Western blot analysis of hBRCACox in liver of control subjects and Zellweger patients. Aliquots of liver homogenates (25 μg of protein) from different Zellweger patients (lanes 1–3) and healthy individuals (lanes 4–6) were subjected to SDS/PAGE followed by blotting (in triplicate). The blots were incubated with anti-hBRCACox (a), anti-rPALMCox (B subunit) (b), or anti-rPALMCox (A subunit) (c). Lane P in c represents 200 ng of purified rPALMCox. No specific signals for either hBRCACox or PALMCox protein were detectable in Zellweger patients. The small arrows at the left of a refer to the position of the 70-kDa hBRCACox subunit band, of b to the positions of the 70- and 51-kDa subunits of hPALMCox, and of c to the position of the 70-, 51-, and 23-kDa subunits of hPALMCox. Migration of the molecular mass standards (expressed in kDa) is indicated only at the right of c.

Figure 7

Immunocytochemical localization of BRCACox in human liver peroxisomes. Pieces of human liver were processed for immunoelectron microscopy and stained for hBRCACox (a) and hPALMCox (b). Peroxisomes (marked with arrowheads) are specifically labeled with gold particles depicting the different acyl-CoA oxidase antigens. Other cell organelles such as mitochondria (MITO), endoplasmic reticulum (ER), lysosomes, or nuclei were not labeled. Peroxisomes in this sample are often associated with glycogen deposits (GLY). The sample was derived from a ruptured and, therefore, nontransplanted liver lobe of a liver prepared for transplantation.
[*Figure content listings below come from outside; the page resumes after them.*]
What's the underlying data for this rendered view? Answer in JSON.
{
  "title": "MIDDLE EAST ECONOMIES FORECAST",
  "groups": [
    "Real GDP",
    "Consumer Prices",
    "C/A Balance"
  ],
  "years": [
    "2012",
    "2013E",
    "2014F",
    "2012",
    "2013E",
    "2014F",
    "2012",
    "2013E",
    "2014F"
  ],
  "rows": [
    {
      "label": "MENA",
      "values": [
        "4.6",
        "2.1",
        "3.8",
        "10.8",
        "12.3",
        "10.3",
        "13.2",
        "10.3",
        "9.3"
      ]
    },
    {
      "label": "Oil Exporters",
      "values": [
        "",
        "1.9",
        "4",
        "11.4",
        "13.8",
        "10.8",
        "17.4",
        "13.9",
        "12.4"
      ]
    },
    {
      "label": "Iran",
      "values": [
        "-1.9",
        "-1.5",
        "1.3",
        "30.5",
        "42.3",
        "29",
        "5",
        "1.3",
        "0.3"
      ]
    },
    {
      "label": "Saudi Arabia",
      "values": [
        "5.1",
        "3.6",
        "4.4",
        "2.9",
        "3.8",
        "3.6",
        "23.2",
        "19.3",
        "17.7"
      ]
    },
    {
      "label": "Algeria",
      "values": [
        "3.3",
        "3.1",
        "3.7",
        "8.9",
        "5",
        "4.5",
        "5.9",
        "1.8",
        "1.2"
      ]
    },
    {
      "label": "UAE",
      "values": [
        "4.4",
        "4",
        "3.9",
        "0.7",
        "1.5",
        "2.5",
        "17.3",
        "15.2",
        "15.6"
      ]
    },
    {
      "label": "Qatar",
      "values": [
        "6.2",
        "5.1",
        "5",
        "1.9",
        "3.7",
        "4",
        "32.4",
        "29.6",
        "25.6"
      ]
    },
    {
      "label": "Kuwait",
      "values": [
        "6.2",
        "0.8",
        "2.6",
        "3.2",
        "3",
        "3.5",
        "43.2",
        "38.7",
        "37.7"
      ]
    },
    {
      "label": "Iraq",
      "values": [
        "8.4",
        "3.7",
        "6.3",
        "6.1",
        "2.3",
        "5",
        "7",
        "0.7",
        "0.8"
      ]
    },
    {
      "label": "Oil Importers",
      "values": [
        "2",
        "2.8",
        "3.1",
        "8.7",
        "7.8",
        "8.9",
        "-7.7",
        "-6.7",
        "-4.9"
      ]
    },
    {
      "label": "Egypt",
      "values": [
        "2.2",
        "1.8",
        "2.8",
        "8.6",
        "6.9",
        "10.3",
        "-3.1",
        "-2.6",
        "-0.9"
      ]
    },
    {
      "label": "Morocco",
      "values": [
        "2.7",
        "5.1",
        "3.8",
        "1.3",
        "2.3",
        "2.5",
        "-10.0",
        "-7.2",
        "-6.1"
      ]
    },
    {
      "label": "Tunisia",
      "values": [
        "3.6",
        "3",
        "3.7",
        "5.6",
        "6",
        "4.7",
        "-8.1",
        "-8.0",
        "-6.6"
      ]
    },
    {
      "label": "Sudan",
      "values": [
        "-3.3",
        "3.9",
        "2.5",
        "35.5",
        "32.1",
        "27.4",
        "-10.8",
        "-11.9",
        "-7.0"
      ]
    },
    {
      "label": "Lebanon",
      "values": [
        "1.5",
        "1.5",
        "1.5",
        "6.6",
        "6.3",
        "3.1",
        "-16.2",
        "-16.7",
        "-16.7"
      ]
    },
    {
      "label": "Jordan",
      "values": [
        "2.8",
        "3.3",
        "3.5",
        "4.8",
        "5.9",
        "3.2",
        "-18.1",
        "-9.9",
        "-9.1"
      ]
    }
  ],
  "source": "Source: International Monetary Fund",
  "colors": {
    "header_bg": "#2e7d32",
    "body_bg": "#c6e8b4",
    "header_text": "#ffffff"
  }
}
Due to delay between excision of the liver and fixation, the sections show signs of autolysis. In contrast to the positive results (despite the autolysis) obtained with the liver of the healthy individual, no specific labeling was obtained in sections of a well-preserved liver biopsy of a Zellweger patient, either with antibodies against hBRCACox or with the different antibodies against rPALMCox (data not shown).